Schneier on Security: "Too many wrongly characterize the debate as "security versus privacy." The real choice is liberty versus control. Tyranny, whether it arises under threat of foreign physical attack or under constant domestic authoritative scrutiny, is still tyranny. Liberty requires security without intrusion, security plus privacy. Widespread police surveillance is the very definition of a police state. And that's why we should champion privacy even when we have nothing to hide."

If you're developing for LAMP but using a PowerBook (or a MacBook!), check out MAMP.

Chronicle: Home sales drop to 5-year low: Steep decline sparks debate over whether the Bay Area real estate boom is over. Computerworld: Opinion: Why NSA spying puts the U.S. in danger.
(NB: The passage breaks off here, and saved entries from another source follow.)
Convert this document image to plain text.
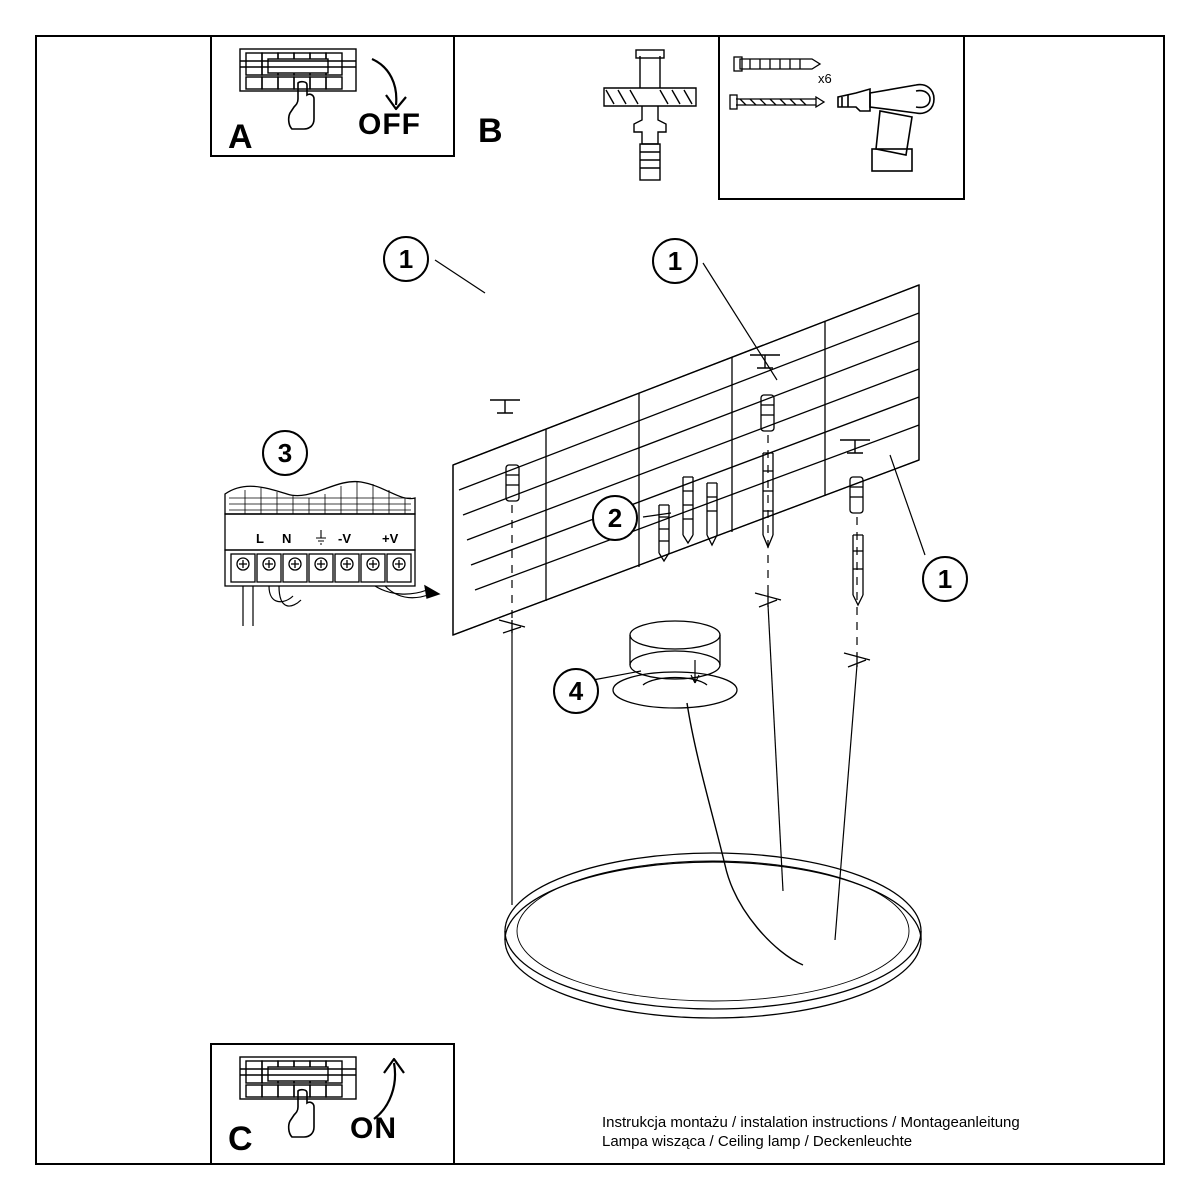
A	OFF
x6
B
1	1
1
2
3
4
L N	-V +V
C	ON	Instrukcja montażu / instalation instructions / Montageanleitung
Lampa wisząca / Ceiling lamp / Deckenleuchte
Time: Blame Mexico: the Mess Starts at Home.

Cool: Jet-powered VW beetle, amazing musical juggling finale (video), Morgan and Mats music video for Chicken (kick ass drummer and blind keyboardist from Sweden).

Funny: Firefox privacy bug that caused a couple to break up, a man for whom six strings on a bass obviously wasn't enough, Live Mario Brothers (video), Jobs' glass elevator locks in group customers, 'Da Vinci Code' steals from 'Star Wars' (from Faisal), Buckethead's fictional life story has apparently come true.